RACHEL LACY visits her favourite, little-known, haunts for this Hallowe'en good ghost guide

YORK is reputed to be the most haunted city in England, but this is a recent phenomenon. The half dozen or so ghosts that were well documented in the city 30 years ago have increased to more than 100 - coinciding with the growth of the tourism industry. Spooky...

York Dungeon and the Ghost Research Foundation International have certainly done their bit to inspire this spiralling spectre count with their monthly seance nights. I was hooked after my first seance.

After becoming a member of the foundation, I started to investigate the darker side of York's tourism industry.

Looking for documented ghosts in an ever-changing city like York isn't always easy, because buildings and streets alter, and books on the subject don't always agree on the details. With so many ghosts to choose from, I have decided to stay away from the well-documented ones.

Armed with a notebook and a large amount of enthusiasm, I took a friend on a late-night, impromptu, ghost walk of York, the untraditional starting point of which is the kebab wagon on High Ousegate.

The first stop was in Spurriergate. According to one source a ghost lodges in the Judges House which once stood here; another places a spirit in Judges Court, off Coney Street - could they be one and the same?

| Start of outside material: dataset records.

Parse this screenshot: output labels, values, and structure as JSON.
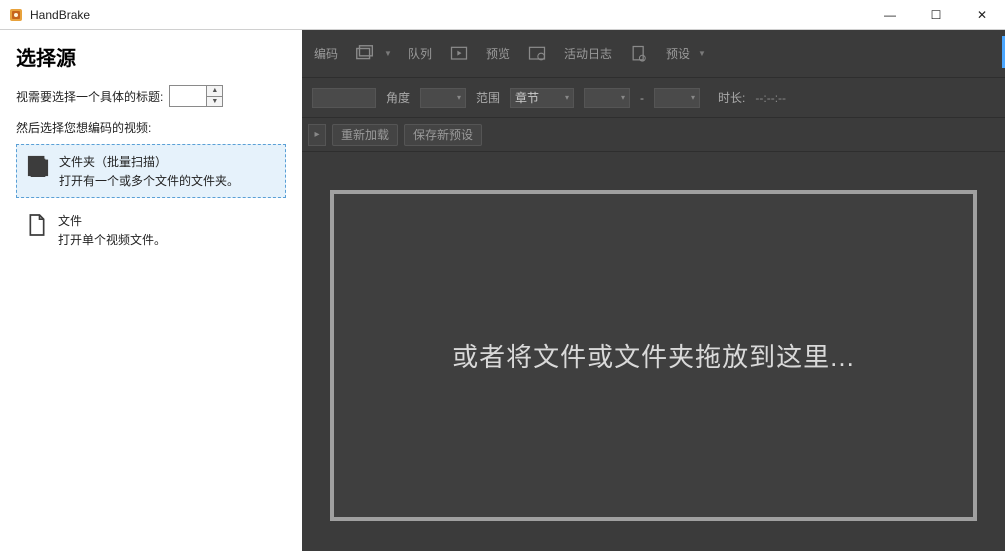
{
  "app": {
    "title": "HandBrake"
  },
  "window_controls": {
    "min": "—",
    "max": "☐",
    "close": "✕"
  },
  "sidebar": {
    "heading": "选择源",
    "title_prompt": "视需要选择一个具体的标题:",
    "title_value": "",
    "prompt2": "然后选择您想编码的视频:",
    "options": [
      {
        "title": "文件夹（批量扫描）",
        "desc": "打开有一个或多个文件的文件夹。"
      },
      {
        "title": "文件",
        "desc": "打开单个视频文件。"
      }
    ]
  },
  "toolbar": {
    "encode": "编码",
    "queue": "队列",
    "preview": "预览",
    "activity": "活动日志",
    "presets": "预设"
  },
  "srcrow": {
    "angle_label": "角度",
    "range_label": "范围",
    "range_mode": "章节",
    "dash": "-",
    "duration_label": "时长:",
    "duration_value": "--:--:--"
  },
  "presetrow": {
    "reload": "重新加载",
    "save_new": "保存新预设"
  },
  "dropzone": {
    "message": "或者将文件或文件夹拖放到这里..."
  }
}
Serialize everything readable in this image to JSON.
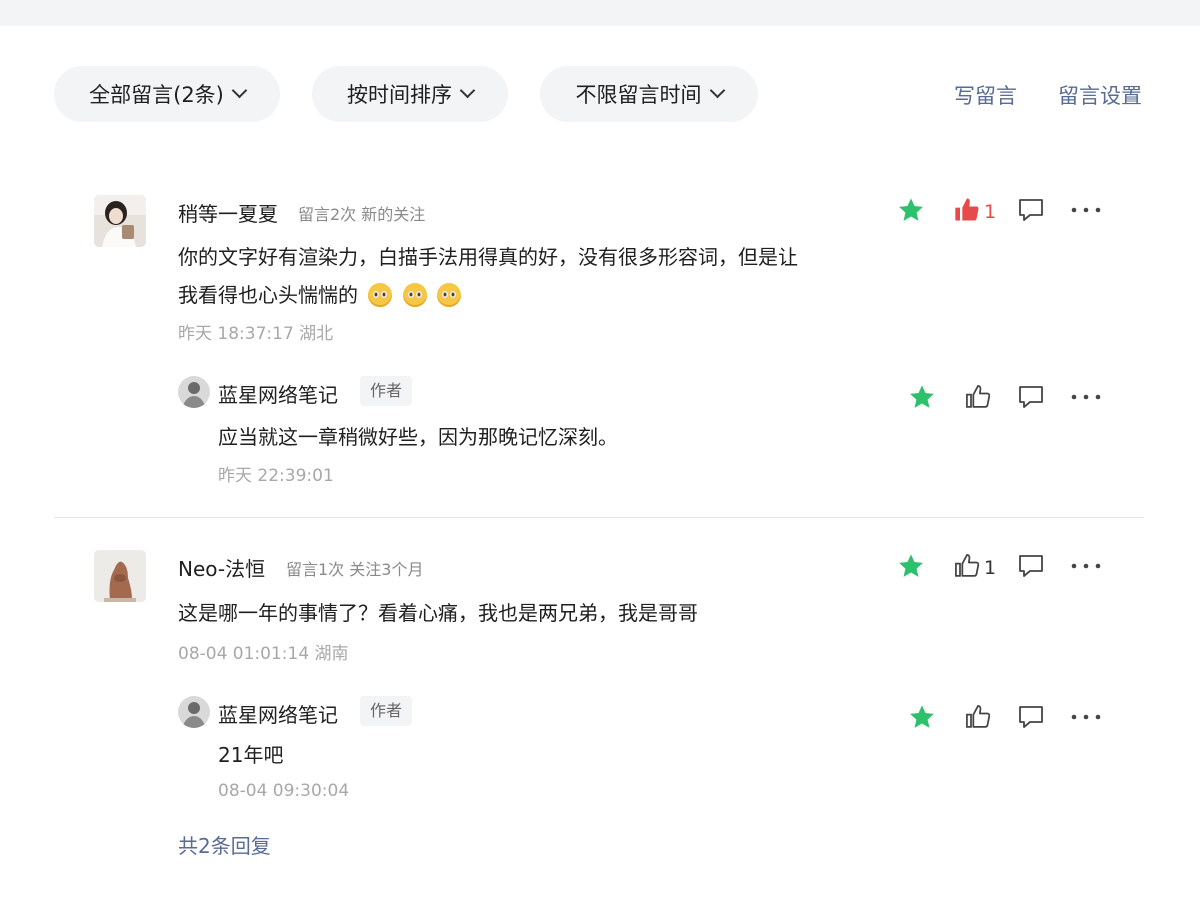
{
  "filters": {
    "all_comments": "全部留言(2条)",
    "sort": "按时间排序",
    "time_range": "不限留言时间"
  },
  "links": {
    "write": "写留言",
    "settings": "留言设置",
    "total_replies": "共2条回复"
  },
  "comments": [
    {
      "name": "稍等一夏夏",
      "meta": "留言2次  新的关注",
      "content_line1": "你的文字好有渲染力，白描手法用得真的好，没有很多形容词，但是让",
      "content_line2": "我看得也心头惴惴的",
      "time": "昨天 18:37:17 湖北",
      "likes": "1",
      "liked": true,
      "reply": {
        "name": "蓝星网络笔记",
        "badge": "作者",
        "content": "应当就这一章稍微好些，因为那晚记忆深刻。",
        "time": "昨天 22:39:01"
      }
    },
    {
      "name": "Neo-法恒",
      "meta": "留言1次  关注3个月",
      "content": "这是哪一年的事情了？看着心痛，我也是两兄弟，我是哥哥",
      "time": "08-04 01:01:14 湖南",
      "likes": "1",
      "liked": false,
      "reply": {
        "name": "蓝星网络笔记",
        "badge": "作者",
        "content": "21年吧",
        "time": "08-04 09:30:04"
      }
    }
  ],
  "colors": {
    "link": "#576b95",
    "star": "#2bc26b",
    "liked": "#e84a4a",
    "pill_bg": "#f3f4f6"
  },
  "icons": [
    "chevron-down-icon",
    "star-icon",
    "thumbs-up-icon",
    "comment-icon",
    "more-icon"
  ]
}
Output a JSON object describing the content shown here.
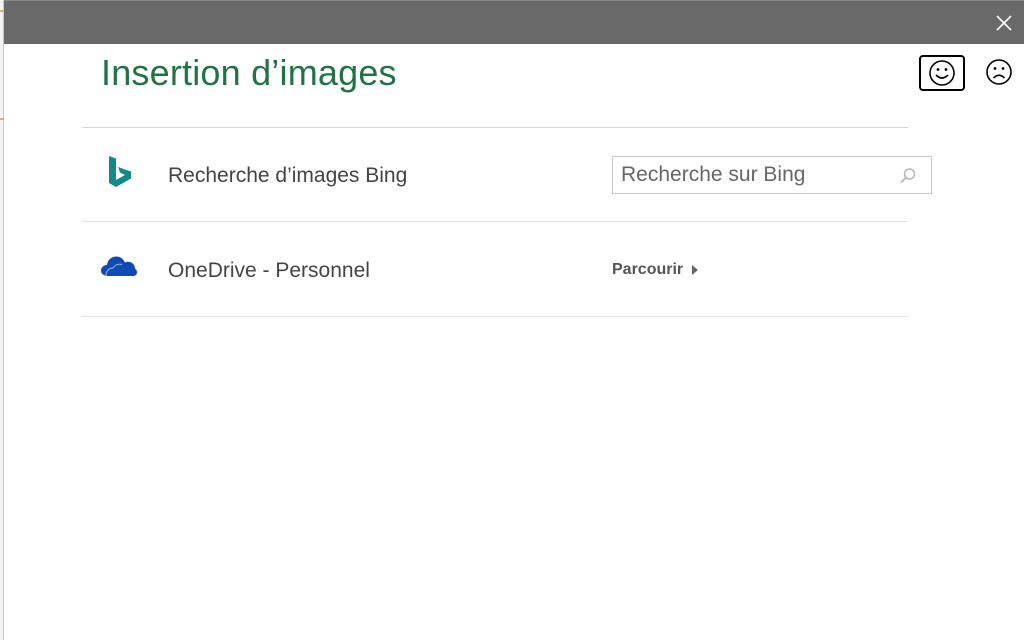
{
  "dialog": {
    "title": "Insertion d’images"
  },
  "sources": [
    {
      "label": "Recherche d’images Bing",
      "search_placeholder": "Recherche sur Bing",
      "icon": "bing-logo-icon"
    },
    {
      "label": "OneDrive - Personnel",
      "action_label": "Parcourir",
      "icon": "onedrive-cloud-icon"
    }
  ],
  "colors": {
    "title_green": "#217346",
    "titlebar_gray": "#696969",
    "bing_teal": "#138a8a",
    "onedrive_blue": "#0f4bb3"
  },
  "icons": [
    "close-icon",
    "smile-icon",
    "frown-icon",
    "bing-logo-icon",
    "onedrive-cloud-icon",
    "search-icon",
    "arrow-right-icon"
  ]
}
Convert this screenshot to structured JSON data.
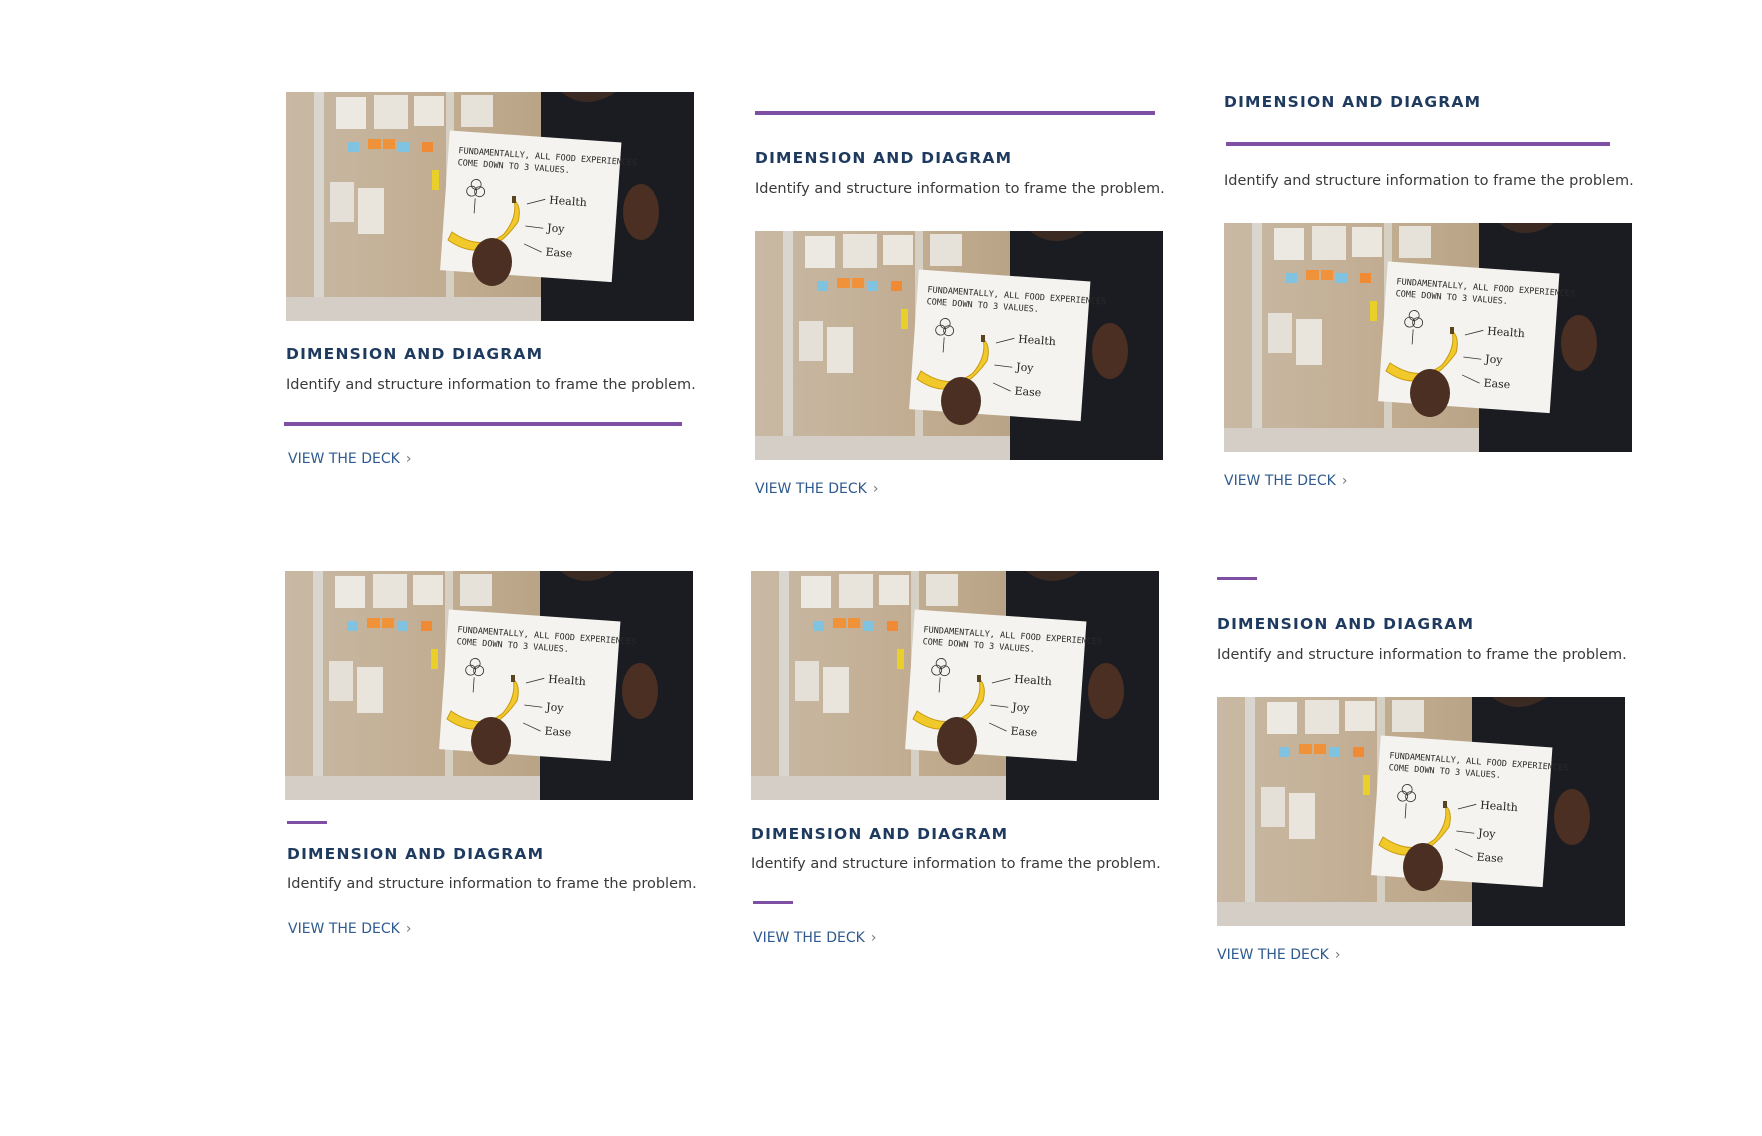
{
  "colors": {
    "accent_rule": "#7f4fa3",
    "title": "#1e3a5f",
    "link": "#2f5a8f",
    "text": "#3a3a3a"
  },
  "image": {
    "icon": "photo-person-holding-banana-sign",
    "sign_line1": "FUNDAMENTALLY, ALL FOOD EXPERIENCES",
    "sign_line2": "COME DOWN TO 3 VALUES.",
    "sign_health": "Health",
    "sign_joy": "Joy",
    "sign_ease": "Ease"
  },
  "cards": [
    {
      "title": "DIMENSION AND DIAGRAM",
      "description": "Identify and structure information to frame the problem.",
      "link": "VIEW THE DECK"
    },
    {
      "title": "DIMENSION AND DIAGRAM",
      "description": "Identify and structure information to frame the problem.",
      "link": "VIEW THE DECK"
    },
    {
      "title": "DIMENSION AND DIAGRAM",
      "description": "Identify and structure information to frame the problem.",
      "link": "VIEW THE DECK"
    },
    {
      "title": "DIMENSION AND DIAGRAM",
      "description": "Identify and structure information to frame the problem.",
      "link": "VIEW THE DECK"
    },
    {
      "title": "DIMENSION AND DIAGRAM",
      "description": "Identify and structure information to frame the problem.",
      "link": "VIEW THE DECK"
    },
    {
      "title": "DIMENSION AND DIAGRAM",
      "description": "Identify and structure information to frame the problem.",
      "link": "VIEW THE DECK"
    }
  ]
}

The story behind the Judges House features a barrister, who stayed there in the 19th century. At two o'clock one morning he heard footsteps in his room. They headed for the door, followed by a voice twice calling "Henry". The footsteps then went down the stairs, where a murmur of voices was heard, a scuffle and a shriek.

The footsteps returned, stumbling up the stairs and into the room, where another loud thud was heard and then silence.

The barrister sat terrified until the maid came to the room next morning. She told him of a judge that stayed in the room 150 years previously. He awoke one morning to find his nephew dead from a knife wound in the adjoining room: he was called Henry.

The judge investigated the death himself and ruled that it was suicide. But could there have been foul play and a guilty conscience kept a soul from resting in peace? Who knows?

The ghost of the Judges Court made himself known in the 18th century, when heavy, dragging footsteps accompanied by a tinkling sound were heard. He remained active for the next couple of centuries, and even obligingly appeared in front of a group of tourists.

Renovations of the building revealed a covered well, in the bottom of which was a skeleton of a large man wearing riding boots which had a broken spur.

Between the two locations was the Black Swan coaching house, roughly where Boots the chemist now stands, the destination point of Coachman Tom one foggy night.

Tom's former girlfriend, Nance, had ran away with a highwayman several years before, by whom she had a child before discovering he was married.

Tom found Nance and her baby by the side of the road one night and, although he got them to a York tavern, it was too late - they both died.

She had vowed that if Tom ever needed her she would be there to help him. When Tom was fetching some travellers to the Black Swan from Durham one misty night, Nance's ghost sat with him to guide the horses through the dangerous drive.

A true Yorkshirewoman, she got the coach to the inn at 7.55pm, earning Tom a promised extra four guineas for arriving before 8pm, proving that Yorkshire folk will even come back from the grave if there's money to be made.

At the end of Coney Street we crossed to Stonegate, which has several spooky stories in its ancient buildings. The Punch Bowl and Ye Olde Starre Inn notch up at least seven separate hauntings between them, and as well as the pubs there is an upstairs room haunted by a man who used to rap on the wall just after the Minster bells sounded midnight, carrying on after death a habit from life.

He thought it would frighten away would-be robbers whom he feared would steal the money hidden under his pillow. He couldn't look for them hiding because he was bedridden.

One of York's saddest ghosts must be 41 Stonegate, now a tearoom and gift shop.

The six-year-old daughter of the doctor who used to live there was hanging over a banister listening to a party below when she slipped and fell four floors from attic to cellar.

Her footsteps still echo up the stairs, and she has been seen sitting on the shop counter on at least one occasion.

York Minster, The Treasurer's House and St William's College are some of the most well-known ghost stories in York, especially in the case of the lost Roman legion.

Crossing to Bedern, the backstreets which are home to the Children of Bedern make up my least-favourite haunted area in York.

The master of York Industrial Ragged School used to round-up waifs and strays then put them out to work, keeping their wages himself.

When the children died of exposure and starvation, he locked their bodies in a cupboard. When the stench became unbearable he buried them. But as the ground grew harder in winter this became impossible and the corpses piled up.

Eventually, he became convinced that the children in the cupboard were screaming, and as he descended into madness he took a knife and butchered the children that were still alive.

He was found next morning among the bodies, from where he was taken to York Asylum. The children can still be heard playing at times but, if you stop and listen, the joyful shouts turn to screams...

Although the slum area is long gone, I still shudder as I walk past the area.

And that's only a fraction of York's other-worldly populace which frequent the churches, shops, streets, hotels, pubs, ginnels and, it seems, every other nook and cranny of the city.